IPCC4が教えてくれること II
では、これらの結果が我々にどのような影響を与えるのか?
4月6日の第二作業部会の最終草案は、対策を講じなければ、2050年代には、温暖化の影響で飢餓に陥る人口が、最大で1000万人増加すると指摘。また、世界で安全な水を利用できないのは現在11億人だが、飲料水やかんがい用水の不足に困る人たちは年々増え、この被害人口が50年代にさらに10億人単位で増えるとした。気温が1990年比で約1℃上がれば、水不足の被害人口が全世界で新たに数億人も増え、約2℃上がると地球上のサンゴ礁のほとんどが白化し、全生物種の20-30%が絶滅する危険が高まるらしい、
気温が1990年と比べて2-3度上昇すると、すべての地域で温暖化によるコストが増えるとした。さらに、人口が集中するバングラデシュなどアジアの大デルタ地帯や、太平洋の島国などで海面が上昇すると、高潮や洪水で大きな被害が出るほか、北極では温暖化で自然環境が特に大きく変化しかねないと分析している。しかしながら、100か国以上の政府代表、科学者が中心となってまとめたこれらの警鐘は、温室効果ガスの排出量が最も多い米国、中国、サウジアラビアなどの反対に会い、大幅に修正され、具体的な数字はほとんど公開されない結果となった。
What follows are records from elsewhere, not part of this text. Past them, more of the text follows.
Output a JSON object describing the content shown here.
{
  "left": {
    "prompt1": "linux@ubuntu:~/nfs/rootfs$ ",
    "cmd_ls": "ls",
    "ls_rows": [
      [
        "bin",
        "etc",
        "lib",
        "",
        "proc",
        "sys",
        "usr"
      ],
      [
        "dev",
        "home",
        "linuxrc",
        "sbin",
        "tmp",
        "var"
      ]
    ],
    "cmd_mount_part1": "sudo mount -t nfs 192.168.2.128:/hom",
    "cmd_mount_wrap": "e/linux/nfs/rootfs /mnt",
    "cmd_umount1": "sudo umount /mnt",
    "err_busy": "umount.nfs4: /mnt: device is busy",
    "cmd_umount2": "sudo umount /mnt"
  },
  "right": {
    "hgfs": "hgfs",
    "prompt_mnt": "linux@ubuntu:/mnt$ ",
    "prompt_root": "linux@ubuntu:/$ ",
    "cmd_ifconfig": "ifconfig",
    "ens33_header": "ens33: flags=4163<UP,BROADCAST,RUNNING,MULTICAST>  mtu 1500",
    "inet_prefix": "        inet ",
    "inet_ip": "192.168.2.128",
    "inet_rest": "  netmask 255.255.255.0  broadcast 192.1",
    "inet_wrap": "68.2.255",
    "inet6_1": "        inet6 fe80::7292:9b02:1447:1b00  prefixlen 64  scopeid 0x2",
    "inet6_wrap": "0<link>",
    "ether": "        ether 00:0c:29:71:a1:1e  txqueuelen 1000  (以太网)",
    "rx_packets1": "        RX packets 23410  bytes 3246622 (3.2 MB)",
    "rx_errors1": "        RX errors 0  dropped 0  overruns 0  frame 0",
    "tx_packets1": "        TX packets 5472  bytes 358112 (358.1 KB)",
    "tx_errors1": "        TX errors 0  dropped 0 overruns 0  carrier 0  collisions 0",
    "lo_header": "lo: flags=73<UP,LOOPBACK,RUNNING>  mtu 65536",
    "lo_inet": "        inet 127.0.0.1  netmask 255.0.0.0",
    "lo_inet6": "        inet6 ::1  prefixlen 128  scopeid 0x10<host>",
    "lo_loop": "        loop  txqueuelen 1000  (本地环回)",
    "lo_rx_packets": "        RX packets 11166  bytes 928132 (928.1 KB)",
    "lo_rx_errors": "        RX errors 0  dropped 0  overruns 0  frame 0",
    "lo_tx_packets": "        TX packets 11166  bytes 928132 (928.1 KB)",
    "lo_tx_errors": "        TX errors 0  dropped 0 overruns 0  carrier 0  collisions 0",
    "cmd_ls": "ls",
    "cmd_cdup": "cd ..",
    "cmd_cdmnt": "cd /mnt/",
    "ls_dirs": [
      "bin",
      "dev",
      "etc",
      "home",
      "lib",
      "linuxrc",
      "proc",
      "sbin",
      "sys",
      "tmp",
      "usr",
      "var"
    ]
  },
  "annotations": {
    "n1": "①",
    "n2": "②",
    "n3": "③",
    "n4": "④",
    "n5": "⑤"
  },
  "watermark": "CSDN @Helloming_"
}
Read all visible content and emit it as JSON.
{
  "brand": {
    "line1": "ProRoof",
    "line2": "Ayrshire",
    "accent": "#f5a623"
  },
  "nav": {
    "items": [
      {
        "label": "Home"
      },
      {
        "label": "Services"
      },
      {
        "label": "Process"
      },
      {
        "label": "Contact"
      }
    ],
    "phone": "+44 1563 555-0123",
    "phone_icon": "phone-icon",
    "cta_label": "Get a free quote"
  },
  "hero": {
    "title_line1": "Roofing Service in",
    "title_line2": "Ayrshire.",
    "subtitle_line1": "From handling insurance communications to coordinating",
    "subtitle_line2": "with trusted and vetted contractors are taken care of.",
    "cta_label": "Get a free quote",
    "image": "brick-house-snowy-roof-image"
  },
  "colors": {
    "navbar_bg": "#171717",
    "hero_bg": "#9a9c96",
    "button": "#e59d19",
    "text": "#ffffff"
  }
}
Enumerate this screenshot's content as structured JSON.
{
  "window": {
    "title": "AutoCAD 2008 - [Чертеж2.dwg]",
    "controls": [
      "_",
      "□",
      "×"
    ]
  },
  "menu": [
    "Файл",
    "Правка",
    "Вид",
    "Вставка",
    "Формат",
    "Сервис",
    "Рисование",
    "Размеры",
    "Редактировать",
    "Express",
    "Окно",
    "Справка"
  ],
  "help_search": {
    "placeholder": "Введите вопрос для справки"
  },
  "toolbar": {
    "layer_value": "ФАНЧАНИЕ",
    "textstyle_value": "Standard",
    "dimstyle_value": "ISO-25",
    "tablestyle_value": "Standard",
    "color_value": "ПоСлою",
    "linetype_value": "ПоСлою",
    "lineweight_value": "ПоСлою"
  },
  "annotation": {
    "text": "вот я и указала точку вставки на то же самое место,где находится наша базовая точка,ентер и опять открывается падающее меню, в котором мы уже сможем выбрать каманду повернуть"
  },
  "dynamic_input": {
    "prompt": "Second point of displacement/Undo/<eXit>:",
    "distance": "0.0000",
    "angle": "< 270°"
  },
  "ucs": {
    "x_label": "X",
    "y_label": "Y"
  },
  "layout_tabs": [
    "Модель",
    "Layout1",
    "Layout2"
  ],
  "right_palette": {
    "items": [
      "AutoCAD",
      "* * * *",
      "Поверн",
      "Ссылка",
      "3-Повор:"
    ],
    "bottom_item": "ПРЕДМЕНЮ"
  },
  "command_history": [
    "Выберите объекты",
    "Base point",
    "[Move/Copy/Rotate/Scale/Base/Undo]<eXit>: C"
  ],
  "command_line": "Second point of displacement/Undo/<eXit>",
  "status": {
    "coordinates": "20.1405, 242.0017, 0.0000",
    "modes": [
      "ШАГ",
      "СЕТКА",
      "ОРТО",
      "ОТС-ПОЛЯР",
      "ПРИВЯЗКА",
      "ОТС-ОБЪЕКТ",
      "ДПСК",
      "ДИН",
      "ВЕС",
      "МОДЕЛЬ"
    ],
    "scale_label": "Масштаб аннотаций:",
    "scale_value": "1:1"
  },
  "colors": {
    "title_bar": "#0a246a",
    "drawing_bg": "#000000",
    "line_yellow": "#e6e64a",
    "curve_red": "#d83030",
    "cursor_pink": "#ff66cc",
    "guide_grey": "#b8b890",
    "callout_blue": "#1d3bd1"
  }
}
経済と環境のデカップリングが望まれて久しいが、この場に及んでも短期的な国益を優先せざるを得ない浅はかさには、正直失望させられた。人の心はイナーシャを伴う、今日あることが明日も続いて欲しいと思う気持ちは誰もが同じであろう、ただ、いつまでも頬被りをしてみて見ぬ不利を続けていても、明らかに手を付けられない方向へすべてが加速しながら向かっているのも事実である。2006年10月に公開されたスターン報告書は地球温暖化に対する経済的な側面から対策を講じない場合のリスクと費用が世界の年間GDPの5%強であり、より広範囲な物も含めると損失額は20%になる。一方対策を講ずる場合、温暖化ガス濃度を二酸化炭素換算で500-550ppmに維持するには世界のGDP の1%で対応できるとし、この10-20年間の投資が21C後半から22Cの気候を左右すると報告している。IPCCのパチャウリ議長が4月6日の会議閉幕後の記者会見で、「気候変動の影響を最も強く受けるのは貧しい人々だ。気候変動と貧困問題と関連づけて考える必要がある」と警告したのは、唯一の抵抗だったような気もしている。